UK Data Disappoints at Start of Busy Week
Sterling saw its biggest one day fall in a month against the greenback yesterday following a poor start to the week for UK numbers. Yet more bad news for the housing market was revealed by the Bank of England, which reported approvals for home loans in April was 58,000 in April, down from 63,000 in March. The other big number out in the UK yesterday was from the Chartered Institute of Purchasing and Supply (CIPS) and showed a manufacturing sector on the brink of contraction. The index as reported by CIPS fell to 50.0 in May from 50.8. A reading below 50.0 signals a contraction.

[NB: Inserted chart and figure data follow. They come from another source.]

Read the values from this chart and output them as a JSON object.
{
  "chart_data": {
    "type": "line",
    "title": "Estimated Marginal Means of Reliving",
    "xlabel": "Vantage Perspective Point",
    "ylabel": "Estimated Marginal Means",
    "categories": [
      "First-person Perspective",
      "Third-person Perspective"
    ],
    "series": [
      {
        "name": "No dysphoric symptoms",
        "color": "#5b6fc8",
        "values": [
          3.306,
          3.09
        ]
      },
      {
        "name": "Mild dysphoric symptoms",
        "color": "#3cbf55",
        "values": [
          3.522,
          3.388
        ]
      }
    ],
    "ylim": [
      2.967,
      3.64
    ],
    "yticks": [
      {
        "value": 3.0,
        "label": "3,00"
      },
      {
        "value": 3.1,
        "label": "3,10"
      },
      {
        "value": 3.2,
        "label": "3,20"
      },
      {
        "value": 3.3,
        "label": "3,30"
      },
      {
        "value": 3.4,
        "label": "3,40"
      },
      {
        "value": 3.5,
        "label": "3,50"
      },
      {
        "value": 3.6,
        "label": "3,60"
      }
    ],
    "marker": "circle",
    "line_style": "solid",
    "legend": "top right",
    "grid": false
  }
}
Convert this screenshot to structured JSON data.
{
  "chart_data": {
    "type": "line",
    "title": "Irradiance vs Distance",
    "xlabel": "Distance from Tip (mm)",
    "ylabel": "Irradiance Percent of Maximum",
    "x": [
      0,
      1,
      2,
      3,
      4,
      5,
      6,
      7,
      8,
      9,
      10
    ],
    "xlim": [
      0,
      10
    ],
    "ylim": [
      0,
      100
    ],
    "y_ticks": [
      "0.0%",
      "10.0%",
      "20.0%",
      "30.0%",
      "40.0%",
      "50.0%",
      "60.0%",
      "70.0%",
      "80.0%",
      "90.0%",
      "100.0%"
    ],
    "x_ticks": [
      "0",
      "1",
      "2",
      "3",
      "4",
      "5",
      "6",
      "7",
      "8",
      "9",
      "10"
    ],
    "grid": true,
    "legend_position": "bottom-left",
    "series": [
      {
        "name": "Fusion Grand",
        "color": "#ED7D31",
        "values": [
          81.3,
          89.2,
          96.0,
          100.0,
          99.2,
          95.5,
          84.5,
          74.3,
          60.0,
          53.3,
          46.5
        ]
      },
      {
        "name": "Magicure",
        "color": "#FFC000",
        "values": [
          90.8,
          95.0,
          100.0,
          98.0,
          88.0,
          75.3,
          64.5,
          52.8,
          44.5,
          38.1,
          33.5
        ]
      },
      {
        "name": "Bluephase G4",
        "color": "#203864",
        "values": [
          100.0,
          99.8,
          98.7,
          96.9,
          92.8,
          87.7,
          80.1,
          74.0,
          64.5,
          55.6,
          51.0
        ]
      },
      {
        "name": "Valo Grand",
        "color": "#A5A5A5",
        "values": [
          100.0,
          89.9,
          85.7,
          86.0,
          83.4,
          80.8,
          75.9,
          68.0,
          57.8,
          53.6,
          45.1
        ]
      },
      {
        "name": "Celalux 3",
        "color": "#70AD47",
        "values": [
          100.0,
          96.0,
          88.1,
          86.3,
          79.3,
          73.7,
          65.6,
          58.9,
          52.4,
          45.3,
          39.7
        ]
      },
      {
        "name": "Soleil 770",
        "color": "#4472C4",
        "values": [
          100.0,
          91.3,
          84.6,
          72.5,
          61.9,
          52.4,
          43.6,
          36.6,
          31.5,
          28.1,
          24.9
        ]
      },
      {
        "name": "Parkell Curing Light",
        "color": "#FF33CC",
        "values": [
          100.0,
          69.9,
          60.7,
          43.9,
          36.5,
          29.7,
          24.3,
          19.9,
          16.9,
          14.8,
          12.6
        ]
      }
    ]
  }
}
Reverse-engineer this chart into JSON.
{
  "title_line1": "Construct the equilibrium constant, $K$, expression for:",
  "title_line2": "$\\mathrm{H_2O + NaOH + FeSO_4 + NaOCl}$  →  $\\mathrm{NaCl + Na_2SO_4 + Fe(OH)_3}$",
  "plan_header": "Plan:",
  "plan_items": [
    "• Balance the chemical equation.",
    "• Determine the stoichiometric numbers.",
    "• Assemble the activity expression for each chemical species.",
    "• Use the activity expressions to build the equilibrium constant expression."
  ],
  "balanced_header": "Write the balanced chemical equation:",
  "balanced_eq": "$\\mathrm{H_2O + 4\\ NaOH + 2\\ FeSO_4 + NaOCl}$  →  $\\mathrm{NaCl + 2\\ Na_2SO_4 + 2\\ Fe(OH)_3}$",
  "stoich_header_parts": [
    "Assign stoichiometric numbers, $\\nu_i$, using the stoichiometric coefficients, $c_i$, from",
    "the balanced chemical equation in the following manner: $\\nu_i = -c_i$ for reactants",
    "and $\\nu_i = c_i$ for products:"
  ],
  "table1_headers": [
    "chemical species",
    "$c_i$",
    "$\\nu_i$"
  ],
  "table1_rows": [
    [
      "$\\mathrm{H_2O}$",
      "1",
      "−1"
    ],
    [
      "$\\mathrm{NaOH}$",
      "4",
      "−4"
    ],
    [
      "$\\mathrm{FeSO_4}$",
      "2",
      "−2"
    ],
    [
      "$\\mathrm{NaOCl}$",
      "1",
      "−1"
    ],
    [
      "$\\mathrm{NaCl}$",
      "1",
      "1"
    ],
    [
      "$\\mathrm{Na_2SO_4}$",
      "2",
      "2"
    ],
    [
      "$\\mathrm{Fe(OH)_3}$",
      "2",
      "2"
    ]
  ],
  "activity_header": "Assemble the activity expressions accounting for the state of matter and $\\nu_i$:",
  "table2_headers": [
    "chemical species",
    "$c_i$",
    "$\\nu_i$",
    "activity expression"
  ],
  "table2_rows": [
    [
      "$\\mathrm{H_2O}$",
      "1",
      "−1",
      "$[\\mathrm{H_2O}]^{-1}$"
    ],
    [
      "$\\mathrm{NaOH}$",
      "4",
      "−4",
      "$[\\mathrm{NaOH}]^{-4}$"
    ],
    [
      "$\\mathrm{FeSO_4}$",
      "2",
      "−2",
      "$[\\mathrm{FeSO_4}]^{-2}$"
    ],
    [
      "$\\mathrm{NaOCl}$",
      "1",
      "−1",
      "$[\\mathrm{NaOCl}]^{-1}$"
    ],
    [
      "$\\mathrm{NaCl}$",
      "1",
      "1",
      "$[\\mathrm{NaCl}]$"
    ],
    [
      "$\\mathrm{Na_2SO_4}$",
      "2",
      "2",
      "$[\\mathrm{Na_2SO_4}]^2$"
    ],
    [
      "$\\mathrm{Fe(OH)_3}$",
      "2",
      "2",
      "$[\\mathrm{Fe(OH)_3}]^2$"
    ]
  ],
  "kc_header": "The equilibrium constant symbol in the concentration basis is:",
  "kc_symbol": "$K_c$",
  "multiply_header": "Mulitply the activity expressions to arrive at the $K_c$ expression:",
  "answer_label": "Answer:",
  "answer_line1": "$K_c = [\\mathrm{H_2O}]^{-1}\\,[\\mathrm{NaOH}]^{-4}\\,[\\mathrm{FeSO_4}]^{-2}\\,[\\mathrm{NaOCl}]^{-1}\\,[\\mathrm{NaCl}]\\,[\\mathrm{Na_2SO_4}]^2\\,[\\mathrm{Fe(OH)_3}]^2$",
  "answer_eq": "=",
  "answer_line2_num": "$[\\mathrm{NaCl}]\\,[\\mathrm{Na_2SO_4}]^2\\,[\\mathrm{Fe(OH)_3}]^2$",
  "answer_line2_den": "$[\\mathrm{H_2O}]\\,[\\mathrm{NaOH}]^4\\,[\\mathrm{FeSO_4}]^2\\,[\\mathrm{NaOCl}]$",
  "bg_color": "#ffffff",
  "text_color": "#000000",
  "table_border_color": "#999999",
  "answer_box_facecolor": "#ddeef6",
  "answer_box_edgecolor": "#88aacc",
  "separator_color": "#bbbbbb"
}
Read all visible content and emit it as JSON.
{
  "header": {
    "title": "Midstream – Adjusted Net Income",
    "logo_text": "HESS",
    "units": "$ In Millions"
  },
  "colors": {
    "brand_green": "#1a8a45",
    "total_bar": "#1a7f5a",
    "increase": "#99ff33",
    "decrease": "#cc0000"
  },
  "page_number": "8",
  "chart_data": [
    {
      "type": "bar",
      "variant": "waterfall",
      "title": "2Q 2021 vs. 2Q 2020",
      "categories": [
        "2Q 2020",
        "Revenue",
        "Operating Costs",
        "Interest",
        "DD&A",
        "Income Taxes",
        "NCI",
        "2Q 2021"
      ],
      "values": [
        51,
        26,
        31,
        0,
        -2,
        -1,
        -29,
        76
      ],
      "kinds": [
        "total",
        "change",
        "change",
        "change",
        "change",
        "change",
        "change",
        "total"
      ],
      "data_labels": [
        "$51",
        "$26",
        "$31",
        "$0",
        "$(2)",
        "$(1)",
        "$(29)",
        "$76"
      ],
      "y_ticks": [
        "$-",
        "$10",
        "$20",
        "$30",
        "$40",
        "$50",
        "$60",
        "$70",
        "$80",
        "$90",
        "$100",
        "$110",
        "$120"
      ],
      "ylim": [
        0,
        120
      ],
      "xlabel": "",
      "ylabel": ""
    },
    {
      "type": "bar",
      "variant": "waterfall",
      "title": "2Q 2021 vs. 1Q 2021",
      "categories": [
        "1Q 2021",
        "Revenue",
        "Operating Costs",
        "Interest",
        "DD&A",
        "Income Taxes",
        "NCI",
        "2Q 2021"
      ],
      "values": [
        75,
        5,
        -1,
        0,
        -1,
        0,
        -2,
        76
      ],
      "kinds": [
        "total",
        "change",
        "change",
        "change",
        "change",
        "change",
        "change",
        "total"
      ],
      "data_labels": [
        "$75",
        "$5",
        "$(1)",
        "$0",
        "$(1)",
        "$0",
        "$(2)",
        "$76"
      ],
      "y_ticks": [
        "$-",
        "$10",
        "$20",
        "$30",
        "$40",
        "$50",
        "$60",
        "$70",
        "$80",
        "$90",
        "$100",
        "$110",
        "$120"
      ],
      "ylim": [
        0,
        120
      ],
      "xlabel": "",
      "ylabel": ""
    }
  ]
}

So the Bank of England should cut rates when it meets this week to stave off the potentially protracted downturn in the housing market and to boost the manufacturing sector back towards growth. If only it were that simple for Mervyn and Co. Inflation still looms large and means a rate cut here in the UK is unlikely this Thursday.
Indeed the Eurozone has inflation at the forefront of its agenda as it celebrates 10 years of the European Central Bank. “This anniversary is no time for complacency” Trichet said as he reiterated the central banks price stability mandate and emphasised that price stability was essential to economic growth.
Today our attention in the main turns to the Eurozone with the preliminary Q1 GDP figure due for release at 10.00am. The market expects the number to be unchanged on the quarter at 0.7%. The PPI figure for Eurozone, also released at 10.00am, will show the effects the continued surge in oil prices is having on the producers of the continent.